And while times they may be a-changing, most of us would still shuffle in our seats if someone mentioned that they were a sub who got off on being being collared, tied up and whipped.
It's just not 'normal' you know. Dis net nie 'reg' nie. It just doesn't quite fit into the majority bracket of what we believe 'healthy sex' is. Which, if Hollywood is to be believed, seems still only to exist between young, beautiful, heterosexual couples in vanilla relationships.Everything else is deviant, perverse, left of centre and therefore unhealthy.
It was an issue I was discussing with BurningLash, Dom father of the SA BDSM community, collarme.co.za, at Cape Town’s recent Sexpo before he gave me a good spanking for poking an elephantine dildo too hard.
It was a pretty surreal moment. The spanking that is, not the dildo (although, my God it was huge). For one thing I had something of an audience. And while I do enjoy a little bondage and spanking now and then, it's always been strictly private. Being spanked in public – and by an authoritative hand no less – felt like how it must feel to come out of the closet if you're gay (and living with a strong support system of friends and family in an industry that welcomes homosexuality...but you get my drift).
Waving what would be considered my small freak flag felt more than good. It felt liberating. It was challenging, fun and exciting. I walked around the rest of the afternoon with my bottom stinging just a little, my face flushed and feeling like a million bucks.
To BL this is hardly news.
'Not all flowers are yellow,' he told me me sagely. 'Once you accept that you don't have to be yellow it's very empowering.'
When it comes to sex and relationships, we've grown up believing – for whatever reason – that there's only one kind of good and healthy. For a lot of people this just doesn't include BDSM. In fact, it hardly includes homosexuality or simple leather fetishes, let alone S&M play.
And this raises a lot of problems.
If you don't know what it's all about it's easy to fall into the usual line-up of stereotypes: BDSM is abuse, BDSM is not consensual and subs are slaves that have no choice in the matter, BDSM is a consequence of a sad childhood where mommy didn't hug you enough, BDSM is misogynistic and that it's a dark, dangerous road to some twisted never-never-land of sexual psychosis. (Funnily, the assumption is that all 'normal' sex is devoid of power plays, untainted by emotional screw-ups and never veers into abuse.)
If you're a vanilla, the worst these sorts of stereotypes could mean for you is that you become a judgmental prick.
But what it means for anyone with a kink towards BDSM is that they can get themselves into a spot of bother with Doms who don't play nice or aren't suited to them, and believe that that's just the way things are.
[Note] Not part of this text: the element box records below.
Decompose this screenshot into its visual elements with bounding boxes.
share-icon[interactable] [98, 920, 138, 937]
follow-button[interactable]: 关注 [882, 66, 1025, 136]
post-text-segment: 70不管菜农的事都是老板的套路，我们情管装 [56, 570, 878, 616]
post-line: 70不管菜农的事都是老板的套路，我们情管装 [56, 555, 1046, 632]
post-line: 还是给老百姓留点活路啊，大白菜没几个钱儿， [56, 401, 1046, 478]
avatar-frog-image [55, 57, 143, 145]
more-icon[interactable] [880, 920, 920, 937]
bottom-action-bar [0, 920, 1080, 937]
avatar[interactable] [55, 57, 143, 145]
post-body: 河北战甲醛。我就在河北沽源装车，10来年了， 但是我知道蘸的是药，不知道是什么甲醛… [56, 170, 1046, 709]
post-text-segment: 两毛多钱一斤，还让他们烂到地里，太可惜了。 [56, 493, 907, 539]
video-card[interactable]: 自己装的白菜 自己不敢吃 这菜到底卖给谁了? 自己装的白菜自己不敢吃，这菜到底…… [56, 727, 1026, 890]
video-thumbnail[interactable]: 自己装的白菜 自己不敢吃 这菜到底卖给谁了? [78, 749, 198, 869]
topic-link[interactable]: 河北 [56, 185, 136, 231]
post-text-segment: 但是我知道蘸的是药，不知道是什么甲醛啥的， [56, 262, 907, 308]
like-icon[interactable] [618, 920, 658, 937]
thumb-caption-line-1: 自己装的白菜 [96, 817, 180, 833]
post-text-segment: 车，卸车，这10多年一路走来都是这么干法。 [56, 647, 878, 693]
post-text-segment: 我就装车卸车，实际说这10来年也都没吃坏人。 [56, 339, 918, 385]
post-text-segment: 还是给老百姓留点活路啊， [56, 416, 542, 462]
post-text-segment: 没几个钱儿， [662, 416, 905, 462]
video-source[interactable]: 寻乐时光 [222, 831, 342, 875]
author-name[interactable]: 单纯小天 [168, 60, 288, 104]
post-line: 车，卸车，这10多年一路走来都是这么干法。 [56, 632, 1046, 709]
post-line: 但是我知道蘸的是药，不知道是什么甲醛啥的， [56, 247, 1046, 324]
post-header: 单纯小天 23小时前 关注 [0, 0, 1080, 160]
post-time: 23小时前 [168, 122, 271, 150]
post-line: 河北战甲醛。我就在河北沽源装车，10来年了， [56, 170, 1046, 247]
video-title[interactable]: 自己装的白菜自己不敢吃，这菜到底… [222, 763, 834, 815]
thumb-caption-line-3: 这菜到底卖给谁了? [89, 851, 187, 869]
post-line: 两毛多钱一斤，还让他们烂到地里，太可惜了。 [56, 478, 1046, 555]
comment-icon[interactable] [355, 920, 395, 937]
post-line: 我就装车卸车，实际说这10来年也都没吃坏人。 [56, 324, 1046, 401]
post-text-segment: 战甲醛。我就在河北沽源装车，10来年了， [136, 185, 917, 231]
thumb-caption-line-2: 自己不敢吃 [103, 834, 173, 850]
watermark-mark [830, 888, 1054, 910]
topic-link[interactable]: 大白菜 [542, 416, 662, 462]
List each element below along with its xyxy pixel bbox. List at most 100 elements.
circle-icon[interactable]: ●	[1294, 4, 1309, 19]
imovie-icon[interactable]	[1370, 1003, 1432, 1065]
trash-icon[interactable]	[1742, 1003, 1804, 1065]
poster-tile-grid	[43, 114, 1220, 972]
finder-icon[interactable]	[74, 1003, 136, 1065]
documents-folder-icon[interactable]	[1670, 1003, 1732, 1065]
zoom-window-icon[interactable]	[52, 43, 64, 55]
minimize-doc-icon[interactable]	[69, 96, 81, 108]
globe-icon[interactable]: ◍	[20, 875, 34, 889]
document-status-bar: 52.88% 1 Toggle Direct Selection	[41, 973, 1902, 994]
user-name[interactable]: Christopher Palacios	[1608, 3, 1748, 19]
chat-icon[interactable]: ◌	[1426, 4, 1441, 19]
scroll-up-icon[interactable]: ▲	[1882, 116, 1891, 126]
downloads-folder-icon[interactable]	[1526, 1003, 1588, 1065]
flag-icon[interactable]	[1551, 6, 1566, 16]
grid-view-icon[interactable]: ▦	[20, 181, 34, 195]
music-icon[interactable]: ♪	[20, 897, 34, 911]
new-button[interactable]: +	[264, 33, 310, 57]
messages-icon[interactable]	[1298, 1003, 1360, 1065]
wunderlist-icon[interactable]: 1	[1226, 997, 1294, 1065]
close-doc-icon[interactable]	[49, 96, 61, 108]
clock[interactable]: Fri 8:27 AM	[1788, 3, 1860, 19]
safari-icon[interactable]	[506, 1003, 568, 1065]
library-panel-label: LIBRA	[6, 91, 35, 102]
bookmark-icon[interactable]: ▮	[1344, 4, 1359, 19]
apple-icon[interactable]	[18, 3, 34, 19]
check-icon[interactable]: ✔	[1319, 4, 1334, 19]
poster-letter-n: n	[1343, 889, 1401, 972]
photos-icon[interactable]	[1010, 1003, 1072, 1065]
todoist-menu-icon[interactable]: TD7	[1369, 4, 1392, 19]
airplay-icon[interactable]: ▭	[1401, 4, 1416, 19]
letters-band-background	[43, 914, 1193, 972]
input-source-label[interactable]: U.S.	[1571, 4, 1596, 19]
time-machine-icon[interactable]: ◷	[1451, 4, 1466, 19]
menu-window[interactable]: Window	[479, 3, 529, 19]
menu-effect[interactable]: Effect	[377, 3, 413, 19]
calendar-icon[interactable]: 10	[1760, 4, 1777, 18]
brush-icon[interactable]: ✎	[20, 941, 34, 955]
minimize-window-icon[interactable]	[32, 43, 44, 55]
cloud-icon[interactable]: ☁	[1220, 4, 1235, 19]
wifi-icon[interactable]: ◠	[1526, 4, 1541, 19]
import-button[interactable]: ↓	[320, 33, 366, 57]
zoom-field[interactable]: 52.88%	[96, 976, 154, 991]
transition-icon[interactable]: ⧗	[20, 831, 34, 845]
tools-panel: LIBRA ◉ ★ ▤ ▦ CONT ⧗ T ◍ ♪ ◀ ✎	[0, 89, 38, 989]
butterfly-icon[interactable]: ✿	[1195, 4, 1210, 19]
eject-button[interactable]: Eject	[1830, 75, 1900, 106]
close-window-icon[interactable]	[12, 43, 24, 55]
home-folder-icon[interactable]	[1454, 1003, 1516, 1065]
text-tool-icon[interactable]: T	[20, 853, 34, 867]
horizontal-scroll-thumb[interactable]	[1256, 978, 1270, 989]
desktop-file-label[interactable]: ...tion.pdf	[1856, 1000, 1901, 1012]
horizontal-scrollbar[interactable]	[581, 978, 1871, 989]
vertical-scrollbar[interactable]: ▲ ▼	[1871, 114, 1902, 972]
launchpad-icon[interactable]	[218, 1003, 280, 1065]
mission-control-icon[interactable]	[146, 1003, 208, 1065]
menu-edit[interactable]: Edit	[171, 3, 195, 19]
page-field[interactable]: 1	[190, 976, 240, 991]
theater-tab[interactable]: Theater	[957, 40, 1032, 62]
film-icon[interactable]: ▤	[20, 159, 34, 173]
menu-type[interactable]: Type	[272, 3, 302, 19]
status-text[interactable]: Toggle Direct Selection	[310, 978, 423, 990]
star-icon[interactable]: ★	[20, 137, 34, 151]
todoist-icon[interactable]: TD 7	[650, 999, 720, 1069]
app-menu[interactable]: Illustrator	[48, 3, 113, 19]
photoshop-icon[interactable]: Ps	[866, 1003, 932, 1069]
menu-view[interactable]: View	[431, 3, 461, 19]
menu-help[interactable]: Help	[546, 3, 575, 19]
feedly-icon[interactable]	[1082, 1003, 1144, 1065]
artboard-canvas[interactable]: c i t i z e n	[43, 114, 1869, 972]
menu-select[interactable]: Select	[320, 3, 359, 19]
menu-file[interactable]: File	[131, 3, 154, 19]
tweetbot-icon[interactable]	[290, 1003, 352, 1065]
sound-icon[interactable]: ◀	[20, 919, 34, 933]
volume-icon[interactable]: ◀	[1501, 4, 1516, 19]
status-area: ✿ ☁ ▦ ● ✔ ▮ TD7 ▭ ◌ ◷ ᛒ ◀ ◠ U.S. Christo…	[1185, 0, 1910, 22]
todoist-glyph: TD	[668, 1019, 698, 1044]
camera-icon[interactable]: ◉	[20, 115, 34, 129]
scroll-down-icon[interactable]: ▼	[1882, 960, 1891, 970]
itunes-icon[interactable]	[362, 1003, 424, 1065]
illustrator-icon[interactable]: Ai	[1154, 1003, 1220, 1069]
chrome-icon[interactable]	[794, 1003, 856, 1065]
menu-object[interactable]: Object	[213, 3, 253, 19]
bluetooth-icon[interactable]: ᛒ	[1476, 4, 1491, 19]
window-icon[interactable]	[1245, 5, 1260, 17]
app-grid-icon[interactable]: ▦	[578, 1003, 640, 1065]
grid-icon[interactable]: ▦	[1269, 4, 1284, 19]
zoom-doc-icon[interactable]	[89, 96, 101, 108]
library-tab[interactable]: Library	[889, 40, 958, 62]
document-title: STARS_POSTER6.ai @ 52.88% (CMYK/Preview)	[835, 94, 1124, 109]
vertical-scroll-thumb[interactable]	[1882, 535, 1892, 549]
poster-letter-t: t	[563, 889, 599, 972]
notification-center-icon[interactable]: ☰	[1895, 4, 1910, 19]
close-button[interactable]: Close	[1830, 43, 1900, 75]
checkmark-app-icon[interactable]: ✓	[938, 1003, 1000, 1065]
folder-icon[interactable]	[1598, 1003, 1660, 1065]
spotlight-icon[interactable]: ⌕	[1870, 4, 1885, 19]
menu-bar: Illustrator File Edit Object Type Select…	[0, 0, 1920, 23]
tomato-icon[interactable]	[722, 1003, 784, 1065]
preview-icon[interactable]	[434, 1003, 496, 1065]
And by not playing nice, by the way, I mean Doms who don't respect trust boundaries, haven't agreed to a carefully set up game play, don't pay attention to safe words or simply don't know what they're doing when it comes to tying their subs up.
Communities like collarme.co.za provide a framework and a support system for subs and Doms alike – across the sexual smorgasbord – not to mention learning workshops where kinks can find out about everything from power plays and aftercare to who to avoid and how to set up a rig for suspension ('You know, it's just a real party killer when the whole lot pulls out the roof.' BL).
People can slam events like the Sexpo as much as they like but, ultimately, it introduces people – consenting adults – to avenues they might never have thought possible for themselves, throwing a little light on what they might consider a part of their 'dark nature'. And that's healthy.
I'll be going to a play party soon I think. Just for a little looksee, you know. Just a little poke around and maybe, if I'm lucky, if I ask very, very nicely I'll get another spank from BurningLash.